Now, I’m not what you’d normally call a ‘flower guy’. That is, I don’t specialize in flower photography. There are already plenty of people who have mastered that genre. But with the rains we’ve had in the Sonoran Desert, the landscape is almost littered with color. The brittlebush have turned the hillsides yellow and blue lupine line the roads. I couldn’t take it anymore. I had to take my camera along on this morning’s walk. It was like shooting fish in a barrel.

In March, Poppies, African Daisies and Lupine covered the fields. This month, the cacti have started blooming. The succulents have no respect for decorum. When they bloom, it looks like someone picked out the gaudiest plastic flowers from Michael’s and pinned them on. The colors are bright; the petals are waxy and almost garish. It’s wonderful.

Coral Cactus Blossoms
Coral blossoms on a columnar cactus in Congress.

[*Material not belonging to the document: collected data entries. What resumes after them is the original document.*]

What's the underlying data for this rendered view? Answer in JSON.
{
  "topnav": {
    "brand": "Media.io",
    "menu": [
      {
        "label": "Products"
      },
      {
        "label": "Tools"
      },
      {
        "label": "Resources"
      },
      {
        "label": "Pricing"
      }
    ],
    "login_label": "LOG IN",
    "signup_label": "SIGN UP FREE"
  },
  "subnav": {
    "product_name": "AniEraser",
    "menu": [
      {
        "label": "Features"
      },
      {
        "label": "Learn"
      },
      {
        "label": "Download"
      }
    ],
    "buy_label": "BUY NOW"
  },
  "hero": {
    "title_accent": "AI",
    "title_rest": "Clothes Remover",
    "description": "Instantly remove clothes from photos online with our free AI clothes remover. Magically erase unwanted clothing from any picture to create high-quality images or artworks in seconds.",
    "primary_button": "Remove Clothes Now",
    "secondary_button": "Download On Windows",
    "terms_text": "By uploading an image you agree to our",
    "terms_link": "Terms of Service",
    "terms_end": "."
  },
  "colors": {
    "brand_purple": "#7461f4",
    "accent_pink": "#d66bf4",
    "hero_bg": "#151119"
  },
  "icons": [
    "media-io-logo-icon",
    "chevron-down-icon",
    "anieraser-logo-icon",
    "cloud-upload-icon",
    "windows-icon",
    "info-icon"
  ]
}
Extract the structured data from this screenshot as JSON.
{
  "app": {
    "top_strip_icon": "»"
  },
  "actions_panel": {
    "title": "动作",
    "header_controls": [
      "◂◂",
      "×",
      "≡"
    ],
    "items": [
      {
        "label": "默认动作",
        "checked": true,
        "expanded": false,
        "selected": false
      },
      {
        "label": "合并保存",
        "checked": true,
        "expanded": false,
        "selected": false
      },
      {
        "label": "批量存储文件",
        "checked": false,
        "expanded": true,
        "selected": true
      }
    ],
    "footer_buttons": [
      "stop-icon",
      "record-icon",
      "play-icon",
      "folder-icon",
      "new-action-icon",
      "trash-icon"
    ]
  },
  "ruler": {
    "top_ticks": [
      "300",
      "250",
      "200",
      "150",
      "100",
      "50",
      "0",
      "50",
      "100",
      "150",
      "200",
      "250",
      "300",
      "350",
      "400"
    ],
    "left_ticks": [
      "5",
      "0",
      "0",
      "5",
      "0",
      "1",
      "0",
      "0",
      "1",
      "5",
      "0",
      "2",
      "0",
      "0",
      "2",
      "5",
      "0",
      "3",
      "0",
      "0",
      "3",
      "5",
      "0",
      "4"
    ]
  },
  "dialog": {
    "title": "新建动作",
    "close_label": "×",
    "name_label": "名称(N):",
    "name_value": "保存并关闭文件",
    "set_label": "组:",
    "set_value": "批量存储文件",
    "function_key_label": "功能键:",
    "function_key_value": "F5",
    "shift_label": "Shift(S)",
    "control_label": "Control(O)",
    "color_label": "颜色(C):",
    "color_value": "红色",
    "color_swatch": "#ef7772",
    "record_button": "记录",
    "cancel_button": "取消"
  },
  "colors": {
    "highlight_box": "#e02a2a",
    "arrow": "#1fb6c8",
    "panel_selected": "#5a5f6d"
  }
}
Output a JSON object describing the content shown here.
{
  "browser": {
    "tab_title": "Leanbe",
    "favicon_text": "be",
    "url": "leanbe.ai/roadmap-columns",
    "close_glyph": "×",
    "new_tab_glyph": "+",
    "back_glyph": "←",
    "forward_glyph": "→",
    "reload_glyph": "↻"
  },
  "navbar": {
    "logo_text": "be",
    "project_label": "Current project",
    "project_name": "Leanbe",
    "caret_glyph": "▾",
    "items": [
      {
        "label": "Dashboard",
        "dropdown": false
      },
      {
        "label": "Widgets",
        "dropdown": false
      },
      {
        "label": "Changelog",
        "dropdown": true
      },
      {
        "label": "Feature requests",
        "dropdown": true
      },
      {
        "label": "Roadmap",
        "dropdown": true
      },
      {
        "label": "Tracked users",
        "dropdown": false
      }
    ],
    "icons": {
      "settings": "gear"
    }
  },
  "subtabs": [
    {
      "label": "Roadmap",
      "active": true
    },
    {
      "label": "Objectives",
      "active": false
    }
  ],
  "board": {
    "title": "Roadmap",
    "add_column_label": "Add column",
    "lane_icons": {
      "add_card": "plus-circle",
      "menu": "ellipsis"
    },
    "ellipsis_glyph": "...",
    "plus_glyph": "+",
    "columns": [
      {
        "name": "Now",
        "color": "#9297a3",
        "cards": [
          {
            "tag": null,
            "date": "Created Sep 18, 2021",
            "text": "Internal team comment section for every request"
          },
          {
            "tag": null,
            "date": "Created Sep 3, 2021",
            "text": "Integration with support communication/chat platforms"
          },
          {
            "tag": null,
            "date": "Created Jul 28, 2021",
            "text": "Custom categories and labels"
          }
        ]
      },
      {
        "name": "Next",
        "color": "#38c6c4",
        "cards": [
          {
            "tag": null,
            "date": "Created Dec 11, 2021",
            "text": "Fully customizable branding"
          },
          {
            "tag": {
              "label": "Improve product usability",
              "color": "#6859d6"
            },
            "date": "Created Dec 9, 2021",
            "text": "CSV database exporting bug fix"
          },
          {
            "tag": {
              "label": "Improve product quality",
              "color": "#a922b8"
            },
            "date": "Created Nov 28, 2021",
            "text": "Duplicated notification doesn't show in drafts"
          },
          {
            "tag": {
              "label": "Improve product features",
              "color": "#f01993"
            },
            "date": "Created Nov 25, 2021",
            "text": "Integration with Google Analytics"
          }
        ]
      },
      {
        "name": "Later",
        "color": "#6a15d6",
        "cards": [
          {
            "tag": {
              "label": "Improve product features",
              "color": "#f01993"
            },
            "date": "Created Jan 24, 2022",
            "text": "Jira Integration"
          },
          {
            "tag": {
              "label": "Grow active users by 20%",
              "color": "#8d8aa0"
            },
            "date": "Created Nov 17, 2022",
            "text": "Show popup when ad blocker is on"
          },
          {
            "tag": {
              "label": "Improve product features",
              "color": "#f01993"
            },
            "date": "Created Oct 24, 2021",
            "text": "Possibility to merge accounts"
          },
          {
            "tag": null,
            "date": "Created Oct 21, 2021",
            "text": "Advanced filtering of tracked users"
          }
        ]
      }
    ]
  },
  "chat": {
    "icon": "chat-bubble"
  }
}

I put up four new images on my Web Site from this morning’s walk. I swear to you that the colors are not over-saturated, especially the Cholla. You should treat yourself, grab your camera or phone and get out on a trail  near you. Take caution however, this lovely weather has stirred the rattlers. Hurry though, the Highway department has already mowed down the roadside wildflowers near us.

Till then . . . jw

Rain; Sweet Rain

We’re saved! I complained in an earlier post about the onslaught of a premature summer. Well, a low pressure front came through a couple of days ago and brought strong winds, thunder storms, some rain, and cooler weather. I had to break out the sweaters again.

It looks as if we will be back to normal for the foreseeable future. Next week’s forecasts show pleasant days broken by intermittent rain days. That means a continued wildflower season.

Lichen and Brittlebush
Blooming brittlebush before a lichen covered outcrop near Wickenburg, Arizona.

The brittlebush is in full bloom now and the cactus is just beginning to blossom. I recommend that you grab your camera and head to the nearest road out-of-town to capture the color while it’s here. March and April are when the Sonoran Desert is the prettiest, but this is an exceptional year. Don’t miss it.

Till then . . . jw

The Land of Two Seasons

Where did spring go? Up until last week, the Queen and I were enjoying the chilly winter days. The temperature was perfect for doing chores in the afternoons. With weekly storms passing through, we’d declare those rainy days as Lazy Days, and use them as an excuse for not working. Instead, we could enjoy the sound of rain on the roof and curl up on the couch with a good book, make a pot of hot soup, and take long afternoon naps.

Because we’re tightwads, we try to keep our electricity bills to a minimum. In winters, we keep the house a little cooler than usual. When days are sunny, we open the blinds to let the morning sun in. If the daily high exceeds the thermostat, we’ll open the doors to warm up the house. It turns out that our home is pretty well insulated and it will hold the heat gain well into the night. In dark and dreary winter days, we put on a heavier sweater and watch TV under throw-blankets.

That was the mode we were in until last Tuesday when a monster high pressure system moved in and decided to stay for a while. That’s what happens in Arizona during the summer. You have proof on the evening news. When you see that the weather map has a big “H” parked over Four Corners, it’s summer.

By last Wednesday, we started wearing shorts and tee shirts. The temperature began to climb through the seventies and kept heading towards the century mark. We’re setting records for the earliest we hit the eighties, the nineties and it may not stop there. I even scheduled my chores in the mornings before it got too hot.

So now, we’re managing the house to keep the air conditioner from coming on. In the evenings, when the outside temperature comes close to the inside thermometer, we open the house up. We shut the blinds to the morning sun and button up the house when the temperatures rise again.

I don’t think of this as summer mode because when summer comes, it’s useless to fight. We’d be better-off putting the house in an ice chest. When the heat is enough to trigger the air conditioner, it will run until winter. That’s how one copes in Arizona, we have two seasons, ‘Hot’ and ‘Not-As-Hot’.